以下、ネタバレあり。
主人公は隣室から彼らを見ている女性。彼女は壁の向こうが見えるという特種能力を持っており、その部屋で一人黙々と「封を切っていない手紙を読む」仕事をしていたが、隣室で繰り広げられる出来事もじっと見ていた。
二つの部屋は同じ場所で演じられる。隣室の人々は彼女が見えないので、まるで幽霊のように立っている。その状況について説明はないので、理解できるまでしばらく時間がかかったが、わかってくるとあたかも彼女と同じように見えている感覚になる。不気味な覗き見舞台のようだ。

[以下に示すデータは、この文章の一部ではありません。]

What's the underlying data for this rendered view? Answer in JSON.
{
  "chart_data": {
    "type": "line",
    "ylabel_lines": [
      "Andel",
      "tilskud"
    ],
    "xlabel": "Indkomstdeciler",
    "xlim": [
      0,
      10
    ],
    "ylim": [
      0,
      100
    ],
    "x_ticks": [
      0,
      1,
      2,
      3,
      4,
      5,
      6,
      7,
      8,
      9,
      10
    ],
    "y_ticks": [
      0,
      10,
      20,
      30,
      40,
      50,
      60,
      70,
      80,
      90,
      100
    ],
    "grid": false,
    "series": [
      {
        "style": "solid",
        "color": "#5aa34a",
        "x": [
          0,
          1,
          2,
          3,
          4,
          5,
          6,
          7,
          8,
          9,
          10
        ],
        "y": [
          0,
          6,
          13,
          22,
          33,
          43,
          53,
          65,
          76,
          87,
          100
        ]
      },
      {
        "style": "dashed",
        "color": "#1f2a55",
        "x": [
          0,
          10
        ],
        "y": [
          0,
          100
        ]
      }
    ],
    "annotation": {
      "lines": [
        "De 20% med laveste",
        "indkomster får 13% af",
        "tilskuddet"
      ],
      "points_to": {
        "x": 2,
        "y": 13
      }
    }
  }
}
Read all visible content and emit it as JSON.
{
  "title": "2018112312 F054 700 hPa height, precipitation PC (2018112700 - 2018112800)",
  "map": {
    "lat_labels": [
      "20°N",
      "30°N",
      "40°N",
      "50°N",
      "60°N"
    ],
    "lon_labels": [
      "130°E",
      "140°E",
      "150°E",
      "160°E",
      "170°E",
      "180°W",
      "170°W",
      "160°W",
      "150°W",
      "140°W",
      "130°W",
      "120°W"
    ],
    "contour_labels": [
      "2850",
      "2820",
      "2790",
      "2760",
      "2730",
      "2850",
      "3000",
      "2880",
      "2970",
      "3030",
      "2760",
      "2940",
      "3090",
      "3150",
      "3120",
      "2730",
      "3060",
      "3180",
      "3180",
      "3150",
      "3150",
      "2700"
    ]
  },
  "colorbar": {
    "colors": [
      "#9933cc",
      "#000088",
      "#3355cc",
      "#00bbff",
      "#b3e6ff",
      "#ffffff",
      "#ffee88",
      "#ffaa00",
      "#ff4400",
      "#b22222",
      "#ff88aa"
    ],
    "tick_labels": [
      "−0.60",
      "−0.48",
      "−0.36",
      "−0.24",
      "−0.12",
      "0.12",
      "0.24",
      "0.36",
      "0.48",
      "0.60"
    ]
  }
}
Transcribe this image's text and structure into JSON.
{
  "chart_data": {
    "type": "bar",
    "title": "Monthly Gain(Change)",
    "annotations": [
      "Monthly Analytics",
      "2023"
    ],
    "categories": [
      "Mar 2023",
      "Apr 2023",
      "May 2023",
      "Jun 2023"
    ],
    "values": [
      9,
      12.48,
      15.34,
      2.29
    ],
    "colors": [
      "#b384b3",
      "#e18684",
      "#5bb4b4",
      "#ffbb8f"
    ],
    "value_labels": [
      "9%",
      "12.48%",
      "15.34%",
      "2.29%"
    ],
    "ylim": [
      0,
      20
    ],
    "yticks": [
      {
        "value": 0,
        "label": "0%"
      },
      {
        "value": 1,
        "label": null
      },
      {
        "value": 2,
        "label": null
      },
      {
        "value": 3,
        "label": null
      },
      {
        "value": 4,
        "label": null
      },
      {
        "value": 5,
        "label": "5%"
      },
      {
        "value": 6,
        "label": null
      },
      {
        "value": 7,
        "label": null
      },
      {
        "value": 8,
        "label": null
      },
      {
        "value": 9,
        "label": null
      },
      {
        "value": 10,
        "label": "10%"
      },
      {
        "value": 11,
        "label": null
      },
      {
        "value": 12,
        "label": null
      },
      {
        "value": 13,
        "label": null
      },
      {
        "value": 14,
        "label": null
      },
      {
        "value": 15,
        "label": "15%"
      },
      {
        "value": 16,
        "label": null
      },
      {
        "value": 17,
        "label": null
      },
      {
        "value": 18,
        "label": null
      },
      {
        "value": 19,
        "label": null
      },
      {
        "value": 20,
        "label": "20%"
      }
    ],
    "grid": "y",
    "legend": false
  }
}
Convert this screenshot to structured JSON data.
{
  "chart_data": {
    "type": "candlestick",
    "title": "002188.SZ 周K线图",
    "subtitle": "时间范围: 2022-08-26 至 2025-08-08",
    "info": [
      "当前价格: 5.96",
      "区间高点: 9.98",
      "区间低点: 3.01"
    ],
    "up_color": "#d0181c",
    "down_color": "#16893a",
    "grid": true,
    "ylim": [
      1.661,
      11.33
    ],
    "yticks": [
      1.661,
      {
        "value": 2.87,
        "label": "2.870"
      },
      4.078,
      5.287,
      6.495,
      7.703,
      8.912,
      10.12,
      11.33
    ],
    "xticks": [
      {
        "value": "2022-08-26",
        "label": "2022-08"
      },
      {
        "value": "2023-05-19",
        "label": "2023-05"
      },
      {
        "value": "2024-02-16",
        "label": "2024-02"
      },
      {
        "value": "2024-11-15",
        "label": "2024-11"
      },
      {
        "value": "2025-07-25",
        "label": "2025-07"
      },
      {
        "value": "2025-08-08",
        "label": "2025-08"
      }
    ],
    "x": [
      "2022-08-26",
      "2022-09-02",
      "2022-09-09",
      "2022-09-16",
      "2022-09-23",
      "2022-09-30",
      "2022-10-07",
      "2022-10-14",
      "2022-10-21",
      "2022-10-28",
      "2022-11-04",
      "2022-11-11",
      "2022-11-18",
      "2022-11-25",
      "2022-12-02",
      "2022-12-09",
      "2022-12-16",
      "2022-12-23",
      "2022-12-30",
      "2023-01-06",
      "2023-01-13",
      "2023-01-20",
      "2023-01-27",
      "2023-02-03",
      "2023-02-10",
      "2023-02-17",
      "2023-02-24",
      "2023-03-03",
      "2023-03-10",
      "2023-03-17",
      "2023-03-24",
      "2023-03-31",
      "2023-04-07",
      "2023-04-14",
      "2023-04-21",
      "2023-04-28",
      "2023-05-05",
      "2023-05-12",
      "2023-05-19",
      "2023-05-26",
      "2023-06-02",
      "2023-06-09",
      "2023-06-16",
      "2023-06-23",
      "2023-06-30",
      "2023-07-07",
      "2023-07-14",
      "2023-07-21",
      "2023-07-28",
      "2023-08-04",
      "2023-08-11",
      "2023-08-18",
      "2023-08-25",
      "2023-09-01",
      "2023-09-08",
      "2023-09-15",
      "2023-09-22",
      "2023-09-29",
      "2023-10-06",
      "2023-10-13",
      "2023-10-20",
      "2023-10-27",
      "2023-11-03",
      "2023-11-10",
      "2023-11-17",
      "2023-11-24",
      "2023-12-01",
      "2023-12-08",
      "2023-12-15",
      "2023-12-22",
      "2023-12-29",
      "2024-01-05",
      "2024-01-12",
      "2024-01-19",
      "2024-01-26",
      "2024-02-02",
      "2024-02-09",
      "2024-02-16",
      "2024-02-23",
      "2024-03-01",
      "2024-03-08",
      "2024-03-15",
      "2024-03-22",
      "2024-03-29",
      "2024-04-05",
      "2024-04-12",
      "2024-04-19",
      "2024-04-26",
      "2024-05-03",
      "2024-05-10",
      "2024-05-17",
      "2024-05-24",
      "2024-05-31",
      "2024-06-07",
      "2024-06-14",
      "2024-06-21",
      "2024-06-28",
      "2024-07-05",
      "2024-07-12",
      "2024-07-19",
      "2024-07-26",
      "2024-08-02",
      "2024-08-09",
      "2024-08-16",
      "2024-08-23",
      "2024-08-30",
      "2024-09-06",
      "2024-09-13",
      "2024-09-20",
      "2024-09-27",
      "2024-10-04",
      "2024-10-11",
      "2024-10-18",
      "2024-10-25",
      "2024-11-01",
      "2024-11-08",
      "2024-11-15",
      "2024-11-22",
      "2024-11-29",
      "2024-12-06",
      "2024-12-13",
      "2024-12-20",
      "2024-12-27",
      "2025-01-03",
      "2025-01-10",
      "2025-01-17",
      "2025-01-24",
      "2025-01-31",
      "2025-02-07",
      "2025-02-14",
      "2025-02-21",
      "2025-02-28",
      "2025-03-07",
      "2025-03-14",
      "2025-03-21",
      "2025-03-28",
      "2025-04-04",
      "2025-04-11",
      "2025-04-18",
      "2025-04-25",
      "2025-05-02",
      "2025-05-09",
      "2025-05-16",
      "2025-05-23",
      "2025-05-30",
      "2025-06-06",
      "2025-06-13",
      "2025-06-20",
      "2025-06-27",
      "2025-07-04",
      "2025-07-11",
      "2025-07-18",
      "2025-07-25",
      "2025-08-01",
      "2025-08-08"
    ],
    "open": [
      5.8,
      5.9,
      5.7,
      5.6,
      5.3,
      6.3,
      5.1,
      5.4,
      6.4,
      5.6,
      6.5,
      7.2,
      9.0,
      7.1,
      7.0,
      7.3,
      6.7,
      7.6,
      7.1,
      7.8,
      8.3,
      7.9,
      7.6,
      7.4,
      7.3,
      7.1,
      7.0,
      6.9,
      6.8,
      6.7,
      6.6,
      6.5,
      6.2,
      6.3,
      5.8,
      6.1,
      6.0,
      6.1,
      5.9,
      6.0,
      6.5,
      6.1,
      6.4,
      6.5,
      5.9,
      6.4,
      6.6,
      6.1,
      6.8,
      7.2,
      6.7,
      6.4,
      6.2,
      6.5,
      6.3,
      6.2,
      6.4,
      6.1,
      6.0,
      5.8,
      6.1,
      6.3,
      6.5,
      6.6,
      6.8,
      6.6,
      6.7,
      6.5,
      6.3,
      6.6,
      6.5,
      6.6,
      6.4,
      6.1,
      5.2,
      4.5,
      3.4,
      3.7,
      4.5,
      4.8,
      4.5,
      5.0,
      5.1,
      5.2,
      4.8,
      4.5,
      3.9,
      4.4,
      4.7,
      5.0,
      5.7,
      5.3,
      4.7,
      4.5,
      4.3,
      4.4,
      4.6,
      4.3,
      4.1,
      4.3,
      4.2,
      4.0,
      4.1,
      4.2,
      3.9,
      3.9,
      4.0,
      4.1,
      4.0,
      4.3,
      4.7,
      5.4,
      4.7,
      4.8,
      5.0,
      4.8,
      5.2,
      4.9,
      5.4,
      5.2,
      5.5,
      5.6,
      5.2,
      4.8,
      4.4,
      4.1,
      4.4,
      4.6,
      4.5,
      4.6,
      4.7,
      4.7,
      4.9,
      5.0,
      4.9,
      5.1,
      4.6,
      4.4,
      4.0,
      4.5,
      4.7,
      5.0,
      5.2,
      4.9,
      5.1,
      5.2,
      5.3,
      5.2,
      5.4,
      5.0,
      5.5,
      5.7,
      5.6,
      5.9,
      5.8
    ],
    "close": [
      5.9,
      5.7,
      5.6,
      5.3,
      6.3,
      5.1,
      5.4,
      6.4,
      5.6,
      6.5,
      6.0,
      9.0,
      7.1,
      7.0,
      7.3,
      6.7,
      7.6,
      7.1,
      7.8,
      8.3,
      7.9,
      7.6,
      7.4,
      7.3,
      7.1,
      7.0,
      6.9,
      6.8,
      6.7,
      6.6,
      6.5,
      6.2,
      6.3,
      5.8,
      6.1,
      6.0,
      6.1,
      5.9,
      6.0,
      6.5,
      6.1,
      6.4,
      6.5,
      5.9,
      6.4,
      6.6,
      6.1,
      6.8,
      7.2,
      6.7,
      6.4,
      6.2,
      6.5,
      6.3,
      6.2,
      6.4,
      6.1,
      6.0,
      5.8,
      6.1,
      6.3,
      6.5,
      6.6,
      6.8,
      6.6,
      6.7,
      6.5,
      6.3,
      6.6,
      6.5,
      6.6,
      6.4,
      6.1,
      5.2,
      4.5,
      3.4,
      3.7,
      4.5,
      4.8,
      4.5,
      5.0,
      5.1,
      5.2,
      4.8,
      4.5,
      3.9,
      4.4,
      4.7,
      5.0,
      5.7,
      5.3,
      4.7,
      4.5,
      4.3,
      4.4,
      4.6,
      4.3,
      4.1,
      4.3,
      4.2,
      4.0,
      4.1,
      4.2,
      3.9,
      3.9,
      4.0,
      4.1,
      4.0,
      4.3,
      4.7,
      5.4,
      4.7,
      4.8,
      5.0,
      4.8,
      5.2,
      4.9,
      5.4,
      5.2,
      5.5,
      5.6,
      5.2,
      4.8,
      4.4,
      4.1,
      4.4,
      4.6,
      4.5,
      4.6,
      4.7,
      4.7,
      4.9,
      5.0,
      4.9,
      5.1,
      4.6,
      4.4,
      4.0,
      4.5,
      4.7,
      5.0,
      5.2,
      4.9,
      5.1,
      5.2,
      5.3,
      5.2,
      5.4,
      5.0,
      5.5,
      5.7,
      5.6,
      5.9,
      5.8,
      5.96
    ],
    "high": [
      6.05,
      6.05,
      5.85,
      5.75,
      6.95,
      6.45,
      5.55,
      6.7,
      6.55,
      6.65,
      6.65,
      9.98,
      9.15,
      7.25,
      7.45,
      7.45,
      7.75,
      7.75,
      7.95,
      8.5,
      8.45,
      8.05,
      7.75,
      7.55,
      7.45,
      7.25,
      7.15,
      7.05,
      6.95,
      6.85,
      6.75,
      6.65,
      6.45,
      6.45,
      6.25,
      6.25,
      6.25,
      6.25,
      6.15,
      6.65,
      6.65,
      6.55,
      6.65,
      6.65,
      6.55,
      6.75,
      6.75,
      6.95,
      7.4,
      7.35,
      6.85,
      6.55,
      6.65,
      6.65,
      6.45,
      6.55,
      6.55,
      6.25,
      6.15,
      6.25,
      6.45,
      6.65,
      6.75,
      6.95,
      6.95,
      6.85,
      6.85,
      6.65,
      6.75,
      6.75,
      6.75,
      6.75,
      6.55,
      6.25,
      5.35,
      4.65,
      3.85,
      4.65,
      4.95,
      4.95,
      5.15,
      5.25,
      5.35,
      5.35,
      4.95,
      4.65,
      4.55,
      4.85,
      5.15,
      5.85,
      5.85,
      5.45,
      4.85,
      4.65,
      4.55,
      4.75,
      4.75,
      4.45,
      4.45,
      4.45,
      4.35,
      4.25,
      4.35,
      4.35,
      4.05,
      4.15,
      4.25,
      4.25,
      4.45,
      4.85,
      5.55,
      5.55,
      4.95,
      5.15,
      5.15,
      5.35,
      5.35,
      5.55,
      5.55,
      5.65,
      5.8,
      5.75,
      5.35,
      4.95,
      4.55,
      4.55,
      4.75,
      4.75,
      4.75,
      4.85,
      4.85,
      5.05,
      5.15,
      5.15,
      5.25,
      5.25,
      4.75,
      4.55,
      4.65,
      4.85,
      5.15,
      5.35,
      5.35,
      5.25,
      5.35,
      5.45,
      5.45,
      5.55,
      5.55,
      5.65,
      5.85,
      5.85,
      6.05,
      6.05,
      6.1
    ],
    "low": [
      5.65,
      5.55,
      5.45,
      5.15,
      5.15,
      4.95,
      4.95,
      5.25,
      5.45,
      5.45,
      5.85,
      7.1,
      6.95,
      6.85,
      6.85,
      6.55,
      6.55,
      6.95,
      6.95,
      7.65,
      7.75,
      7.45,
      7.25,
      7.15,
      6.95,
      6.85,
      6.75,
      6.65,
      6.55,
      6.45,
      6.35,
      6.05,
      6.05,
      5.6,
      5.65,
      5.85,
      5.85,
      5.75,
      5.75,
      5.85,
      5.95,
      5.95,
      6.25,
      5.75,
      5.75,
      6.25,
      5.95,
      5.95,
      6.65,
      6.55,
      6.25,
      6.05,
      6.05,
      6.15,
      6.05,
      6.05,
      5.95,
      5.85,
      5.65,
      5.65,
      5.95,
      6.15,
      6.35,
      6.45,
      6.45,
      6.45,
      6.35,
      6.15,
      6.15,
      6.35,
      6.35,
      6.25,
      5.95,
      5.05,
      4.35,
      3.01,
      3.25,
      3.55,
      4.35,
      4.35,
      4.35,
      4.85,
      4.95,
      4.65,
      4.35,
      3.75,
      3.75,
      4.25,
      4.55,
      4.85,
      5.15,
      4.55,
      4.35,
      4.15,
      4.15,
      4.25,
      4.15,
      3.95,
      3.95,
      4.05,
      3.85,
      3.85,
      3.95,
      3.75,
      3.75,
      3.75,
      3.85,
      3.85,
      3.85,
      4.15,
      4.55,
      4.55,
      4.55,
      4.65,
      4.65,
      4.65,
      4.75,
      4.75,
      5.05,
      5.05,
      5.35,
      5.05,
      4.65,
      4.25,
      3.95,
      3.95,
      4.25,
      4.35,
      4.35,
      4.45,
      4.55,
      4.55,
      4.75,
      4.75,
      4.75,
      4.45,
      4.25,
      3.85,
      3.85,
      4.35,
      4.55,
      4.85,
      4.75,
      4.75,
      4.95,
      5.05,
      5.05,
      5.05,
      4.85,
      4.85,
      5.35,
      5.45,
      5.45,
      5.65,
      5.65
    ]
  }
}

特殊能力ゆえに普通ではない感性を持っているはずの主人公だが、その行動はとても率直な感情にもとづいており、なぜか共感できる。そして彼女は恋をしている、あるいは恋をしているつもりになっている。正常ではないけれど素直な姿勢で愛を伝えようとする。
しかし姿を見ることができても心まで読むことはできない。彼女の恋は悲劇で終わるが、ラストシーンは不思議と美しい印象を受けた。
2005/06/18-19:30
机上風景「複雑な愛の記録」
タイニイ・アリス/ウェブ予約2800円
作:高木登
演出:古川大輔
出演:平山寛人/おもちゃ/浜恵美/坂口哲/川口華那穂/古川大輔
「不気味な覗き見舞台」「なぜか共感できる」とのお言葉、大変嬉しく読ませて頂きました。楽しんで頂けましたなら幸いです。
まだまだ未熟者ではありますが、今後とも温かくお見守りください。